7/31/2006

And Relax...

Holiday over, and back to work today. Boo hiss.

Still, I did have a fine time while I was away. Luckily, the weather held for the most part, so I was able to bask in bright, un-Scottish sunshine for almost the entire week. I've even managed to get one of those absurd t-shirt tans, where I'm the colour of fine mahogany on my face and forearms, but still a sickly, pasty white on my torso from the neck down. My arms and face look like I'm quite healthy and outdoors-y, but the rest of me looks a bit like I've been living underground for the past five years.

'Twas a bit of a hectic week, but I loved every minute of it. During the day, I was working like a navvy, lugging buckets of stone chippings, sand and other heavy stuff around for hours on end. And breaking big stones into smaller stones with a tiny hammer, which was surprisingly satisfying.

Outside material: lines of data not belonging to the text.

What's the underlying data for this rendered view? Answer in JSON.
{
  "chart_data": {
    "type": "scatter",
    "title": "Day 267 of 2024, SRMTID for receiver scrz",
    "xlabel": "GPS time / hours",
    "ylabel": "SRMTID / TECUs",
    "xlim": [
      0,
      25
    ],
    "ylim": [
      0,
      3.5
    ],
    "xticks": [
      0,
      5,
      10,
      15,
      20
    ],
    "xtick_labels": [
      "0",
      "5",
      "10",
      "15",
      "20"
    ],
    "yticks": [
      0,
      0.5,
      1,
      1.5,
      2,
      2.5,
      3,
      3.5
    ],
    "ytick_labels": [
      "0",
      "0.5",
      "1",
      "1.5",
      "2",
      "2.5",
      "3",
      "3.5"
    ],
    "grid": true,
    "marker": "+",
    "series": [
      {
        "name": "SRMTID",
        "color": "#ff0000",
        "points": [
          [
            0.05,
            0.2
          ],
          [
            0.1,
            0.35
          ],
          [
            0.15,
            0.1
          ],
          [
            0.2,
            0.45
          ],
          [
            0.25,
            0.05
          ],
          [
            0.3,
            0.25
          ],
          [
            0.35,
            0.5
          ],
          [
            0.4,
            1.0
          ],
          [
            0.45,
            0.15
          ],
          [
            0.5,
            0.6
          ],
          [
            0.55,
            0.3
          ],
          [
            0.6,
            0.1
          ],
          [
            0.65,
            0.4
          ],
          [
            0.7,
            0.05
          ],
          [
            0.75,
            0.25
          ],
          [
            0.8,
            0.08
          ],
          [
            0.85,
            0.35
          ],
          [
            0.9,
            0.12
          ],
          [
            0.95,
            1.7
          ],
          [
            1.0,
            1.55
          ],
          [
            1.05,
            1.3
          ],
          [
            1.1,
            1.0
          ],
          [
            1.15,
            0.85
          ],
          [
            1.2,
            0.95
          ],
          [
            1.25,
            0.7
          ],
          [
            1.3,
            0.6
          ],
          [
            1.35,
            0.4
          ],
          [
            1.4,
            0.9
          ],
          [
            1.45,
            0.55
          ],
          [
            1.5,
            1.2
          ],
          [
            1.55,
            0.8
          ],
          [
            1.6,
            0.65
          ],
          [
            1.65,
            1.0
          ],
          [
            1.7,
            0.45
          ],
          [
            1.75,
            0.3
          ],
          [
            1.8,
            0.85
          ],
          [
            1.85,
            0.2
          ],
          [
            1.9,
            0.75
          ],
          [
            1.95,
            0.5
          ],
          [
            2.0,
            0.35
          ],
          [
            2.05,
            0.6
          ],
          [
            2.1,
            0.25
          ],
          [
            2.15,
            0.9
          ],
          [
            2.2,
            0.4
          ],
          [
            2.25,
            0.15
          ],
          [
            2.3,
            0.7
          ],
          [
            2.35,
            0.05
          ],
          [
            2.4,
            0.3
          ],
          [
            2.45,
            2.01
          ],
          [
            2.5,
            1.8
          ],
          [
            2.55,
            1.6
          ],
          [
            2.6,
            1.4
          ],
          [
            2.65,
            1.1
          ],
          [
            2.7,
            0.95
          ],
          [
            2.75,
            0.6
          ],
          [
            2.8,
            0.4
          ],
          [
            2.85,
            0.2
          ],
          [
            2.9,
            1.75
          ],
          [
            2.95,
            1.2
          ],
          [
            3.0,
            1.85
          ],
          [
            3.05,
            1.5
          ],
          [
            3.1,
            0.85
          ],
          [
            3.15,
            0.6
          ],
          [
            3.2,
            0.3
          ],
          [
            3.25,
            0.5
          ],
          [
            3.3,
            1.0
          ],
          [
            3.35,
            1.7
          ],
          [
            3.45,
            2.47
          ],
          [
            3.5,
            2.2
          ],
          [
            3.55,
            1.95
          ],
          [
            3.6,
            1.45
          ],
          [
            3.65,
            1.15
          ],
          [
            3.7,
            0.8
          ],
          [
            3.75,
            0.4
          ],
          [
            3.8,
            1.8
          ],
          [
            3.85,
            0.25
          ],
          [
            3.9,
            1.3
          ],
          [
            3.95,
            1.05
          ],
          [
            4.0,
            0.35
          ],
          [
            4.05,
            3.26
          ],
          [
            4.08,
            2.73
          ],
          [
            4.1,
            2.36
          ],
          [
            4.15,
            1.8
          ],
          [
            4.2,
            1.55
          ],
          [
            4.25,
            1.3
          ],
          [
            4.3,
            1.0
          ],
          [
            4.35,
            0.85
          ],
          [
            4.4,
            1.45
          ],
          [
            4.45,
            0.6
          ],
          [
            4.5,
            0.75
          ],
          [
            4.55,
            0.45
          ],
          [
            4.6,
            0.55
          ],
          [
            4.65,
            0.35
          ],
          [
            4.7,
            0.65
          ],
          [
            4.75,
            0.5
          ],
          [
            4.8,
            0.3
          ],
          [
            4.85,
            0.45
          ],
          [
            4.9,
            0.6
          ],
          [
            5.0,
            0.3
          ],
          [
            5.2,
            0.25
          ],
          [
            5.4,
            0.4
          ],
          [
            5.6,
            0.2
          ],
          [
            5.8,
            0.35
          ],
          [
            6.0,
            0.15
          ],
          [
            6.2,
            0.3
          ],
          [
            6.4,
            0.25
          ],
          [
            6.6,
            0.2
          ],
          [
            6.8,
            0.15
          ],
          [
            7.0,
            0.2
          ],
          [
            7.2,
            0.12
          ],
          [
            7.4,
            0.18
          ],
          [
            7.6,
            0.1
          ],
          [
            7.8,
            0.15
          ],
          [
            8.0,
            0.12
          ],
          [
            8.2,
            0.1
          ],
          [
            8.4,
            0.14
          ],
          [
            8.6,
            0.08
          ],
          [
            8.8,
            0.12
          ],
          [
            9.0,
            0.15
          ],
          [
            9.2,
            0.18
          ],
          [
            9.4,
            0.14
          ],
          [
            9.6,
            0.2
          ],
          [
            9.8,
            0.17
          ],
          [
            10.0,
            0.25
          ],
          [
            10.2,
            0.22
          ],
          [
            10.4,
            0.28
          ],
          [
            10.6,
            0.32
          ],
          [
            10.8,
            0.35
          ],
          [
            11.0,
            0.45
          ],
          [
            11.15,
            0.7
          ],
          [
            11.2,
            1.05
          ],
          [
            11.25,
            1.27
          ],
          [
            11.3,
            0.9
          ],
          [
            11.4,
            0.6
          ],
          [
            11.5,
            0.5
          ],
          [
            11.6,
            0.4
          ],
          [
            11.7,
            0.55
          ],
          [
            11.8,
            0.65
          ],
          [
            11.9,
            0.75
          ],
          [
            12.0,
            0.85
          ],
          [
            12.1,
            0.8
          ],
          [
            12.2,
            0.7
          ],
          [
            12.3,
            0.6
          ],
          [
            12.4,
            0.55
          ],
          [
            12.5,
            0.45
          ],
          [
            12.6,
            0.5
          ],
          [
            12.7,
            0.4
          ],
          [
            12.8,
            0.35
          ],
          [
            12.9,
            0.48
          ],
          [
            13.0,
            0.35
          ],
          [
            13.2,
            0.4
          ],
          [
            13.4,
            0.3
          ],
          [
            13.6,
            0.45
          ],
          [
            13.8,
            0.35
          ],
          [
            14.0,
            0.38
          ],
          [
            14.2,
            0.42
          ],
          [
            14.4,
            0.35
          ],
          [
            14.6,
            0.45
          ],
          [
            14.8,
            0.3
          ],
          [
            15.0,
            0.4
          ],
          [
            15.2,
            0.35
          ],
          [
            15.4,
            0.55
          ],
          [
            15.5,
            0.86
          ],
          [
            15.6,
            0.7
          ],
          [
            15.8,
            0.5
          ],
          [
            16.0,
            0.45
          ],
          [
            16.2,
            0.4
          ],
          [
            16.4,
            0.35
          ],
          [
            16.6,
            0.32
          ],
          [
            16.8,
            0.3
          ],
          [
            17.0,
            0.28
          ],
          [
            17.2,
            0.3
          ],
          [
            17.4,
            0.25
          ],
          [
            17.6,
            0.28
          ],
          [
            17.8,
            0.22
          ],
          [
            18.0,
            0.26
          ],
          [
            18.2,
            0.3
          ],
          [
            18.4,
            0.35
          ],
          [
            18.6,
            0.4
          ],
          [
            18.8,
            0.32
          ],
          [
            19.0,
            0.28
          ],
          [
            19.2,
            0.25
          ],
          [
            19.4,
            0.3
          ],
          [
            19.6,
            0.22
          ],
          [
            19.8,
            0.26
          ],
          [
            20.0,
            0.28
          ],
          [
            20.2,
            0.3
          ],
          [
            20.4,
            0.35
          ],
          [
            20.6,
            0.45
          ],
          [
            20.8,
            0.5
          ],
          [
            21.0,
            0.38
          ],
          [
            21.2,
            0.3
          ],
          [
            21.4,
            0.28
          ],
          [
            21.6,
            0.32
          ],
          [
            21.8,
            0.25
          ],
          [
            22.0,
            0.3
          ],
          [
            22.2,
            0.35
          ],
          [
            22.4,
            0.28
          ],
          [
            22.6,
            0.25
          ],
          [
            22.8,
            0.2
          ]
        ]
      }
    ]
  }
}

Me and my Dad are still (perhaps foolishly) entertaining the notion of running the West Highland Way, so there was a lot of running going on as well. My first day there, I flippantly made the comment that I didn't want to run for less than two hours a day - unfortunately, my Dad held me to that, and woke me up at six every morning for a two hour/two and a half hour run every single day afterwards.

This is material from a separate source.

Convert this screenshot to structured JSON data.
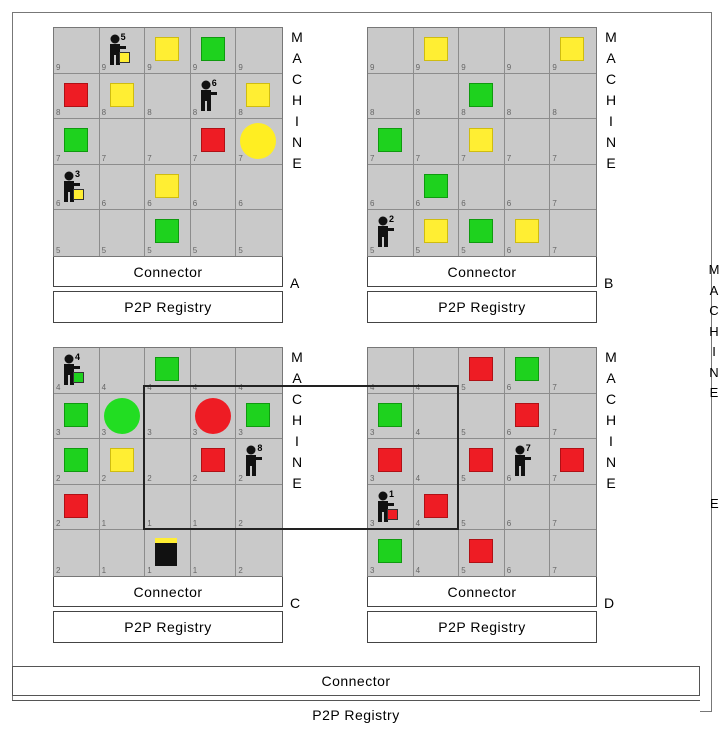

God, but Pitlochry is hilly. Lots of beautiful scenery, but it's very up and down (and mostly up). High hills to tackle early in the morning. But it was lovely to run through wooded paths and plant my feet on bare earth rather than the usual concrete pavements I run on here in Dundee. Here in this city I count as home, I run the same course day in, day out - seven days in Pitlochry, we took a different route every time.

Also ran the furthest I've ever ran ever on Saturday. Three hours: up Ben Vrackie, then downhill towards Killicrankie, and back to Pitlochry. Ate a sandwich the size of my head, then ran another three hours (and four minutes) doing the same course the othe way round. Six hours of running in one day. I'm hopelessly proud of that, but at the same time I'm aware that it's impressive only to me.

At one point a butterfly fluttered before me and my Dad - kept pace with us for at least a mile or two. Quite touching, until I realised that, like all the woodland creatures, it had realised how slow we were going, and was probably just taking the piss. Not long after that, I swear I saw a fox giving us the finger.

7/22/2006

Holiday...

As of today (or Monday, if you're a pedant) I'm on holiday. Hoo-bloody-rah. Not a moment too soon - I don't want to bore you with work stuff (I bore myself enough with it already, but then I do get paid for it), but, due to circumstances beyond my control, my current project has just descended into a cut-and-paste fest that seems to be interminable. A brand new circle of hell. With none of it any of my my doing! Aargh! Jam fingers in ears, slam face into keyboard whilst humming the latest maddeningly catchy (but still hopelessly bland) tune that Radio 2 have decided to put on "high rotation" on their playlist. Repeat as desired.

And relax. Full stop, draw a line under it - that's the last little bit of thought I'm going to give to work until I'm back there and have to face the sprawling monstrosity of my current project once again. It breathes fire and everything.

I'm on holiday now. Holiday! My timing being as poor as ever, I think I've managed to miss to the bulk of the heatwave we've been having here in the UK by a very thin margin - I'll be just in time to get the rainy, humid and possibly thunderstorming aftermath of Scotland actually having some nice weather for a change. Looking out my bedroom window as I write this, it's all misty and mysterious out there - very romantic looking (in a pea-soup, Jack the Ripper kind of way), but not the kind of cloudless, sun-kissed skies I was hoping for.

Anyway - I'm off to Pitlochry tomorrow to begin my holiday proper. I'll be staying with my Mum and Dad for a week, laying slabs and generally helping them out with their garden. Do I know how to party or what? Slab-tastic.

All sarcasm aside, I am actually really looking forward to it. Hard physical labour will actually be a relief compared to the cutting and pasting stuff I'm currently doing as I sit on my arse in an increasingly comfortable chair.

Me and my Dad have been speaking about running the West Highland Way recently - it's something he really wants to do, and I think it'd be an adventure and a real achivement to accomplish. Only thing is - the West Highland Way is very, very long, 95 miles, to be exact. And my Dad also wants to run up Ben Nevis - the UK's highest mountain - at the end of it as well.

Now, my Dad's ran more marathons than I've had hot dinners. I thought I was catching up when I had a particularly steaming stew at a friend's house, but that's just a stupid joke. I've never ran a marathon. Done a couple of half-marathons, and at the moment I'm running 12 miles a night, but I've never actually ran for more than three hours at a time. Doing the West Highland Way the way we want to do it will mean running a marathon a day for four days in a row. Then running up a big fuck-off mountain. I'm more than a little concerned, as I hope you'll understand...

So, intermixed with slab-laying, I'll also be running like a bastard. I'll try to take some pictures as I go. I'm sure I'll love it, but it seems a bit daunting at the moment. Me and my Dad have already agreed that we should do a six-hour run (up a couple of mountains) just to prepare for immanent death/long distance achievement.